1. Pouvez-vous vous présenter en quelques mots?

Titulaire d'un DEA en ethnologie (spécialisé sur les tsiganes) je me suis tout naturellement mise à rechercher du travail. Et comme beaucoup de jeunes, j'ai été confrontée à la difficulté de décrocher mon 1er job. J'ai finalement obtenu un contrat aidé (CES) dans un collège à Lésignan Coribières (dans le département de l'aude) où j'ai effectué du soutien scolaire auprès d'enfants gitans sédentaires.

J'ai ensuite travaillé sur la création de l'aire d'accueil des gens du voyage à la ville de NIMES avant de découvrir la ville d'Arles et le pays d'Arles, à travers mon implication dans le conseil d'administration de l'Association "Yaka di Gitana" où j'ai développé de nombreux projets.

J'ai également travaillé au CCAS d'Avignon en direction des populations gitanes.

Enfin depuis quelques années, je me suis définitivement installée sur le pays d'Arles. J'habite aujourd'hui à TARASCON et je travaille dans l'accompagnement à l'emploi des personnes bénéficiaires du RSA, sur le territoire arlésien (et principalement sur la ville de Saint-Rémy de Provence). Je suis ainsi confrontée à la détresse de nombreux femmes et hommes à la recherche d'un emploi. Je ne conçois pas ma vie sans engagement. Vous comprendrez donc facilement les raisons de mon engagement politique!

 

2. Vous venez d'être officiellement désignée candidat du "Front de Gauche" pour les élections législatives de juin 2012 sur la 16ème circonscription des Bouches du Rhône. Quel sera le coeur de votre programme?

 Le Front de Gauche représente à mes yeux, la seule alternative politique crédible à la crise que nous traversons. Nous avons donc un programme que nous allons présenter au cours de cette campagne présidentielle et législative.

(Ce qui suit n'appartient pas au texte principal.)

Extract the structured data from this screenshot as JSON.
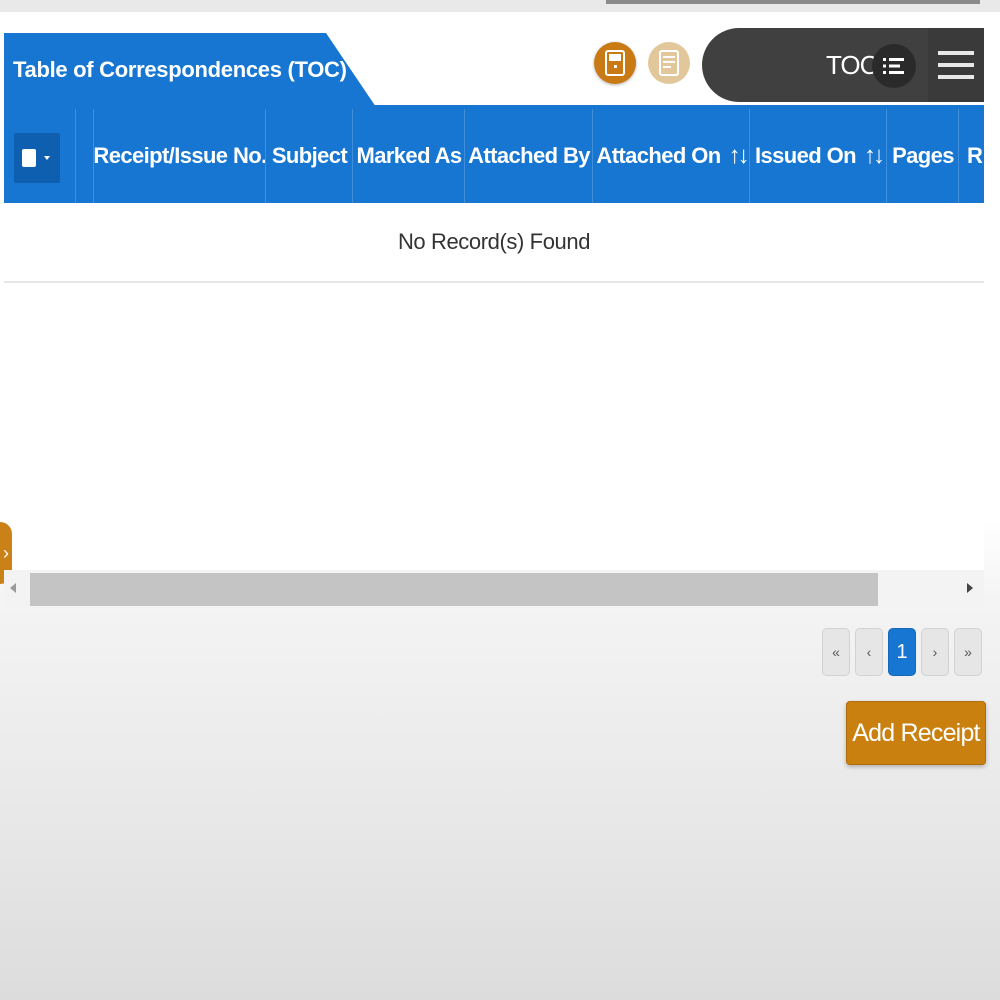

Les positions portées par le Front de Gauche sont en effet réalistes et réalisables.

Nous voulons axer notre campagne sur l'emploi. Savez-vous que 45% des Français n'ont pas pu partir en vacances cet été? Depuis 20 ans, les inégalités ne cessent de se creuser. Entre 2004 et 2008, avec la droite, le revenu des 1% les plus riches n'a cessé d'augmenter. Pendant ce temps, les 50% les plus modestes, assujetis à la précarité et au chômage de masse n'ont cessé de souffrir des mesures antilibérales et antisociales mises en place par Nicolas SARKOZY.

A Tarascon où j'habite, je ressens cette détresse et cette souffrance au quotidien. Et ici comme ailleurs, les Français veulent des solutions concrètes et réalisables et ne veulent plus être les premiers touchés par les mesures anti-sociales du gouvernement UMP!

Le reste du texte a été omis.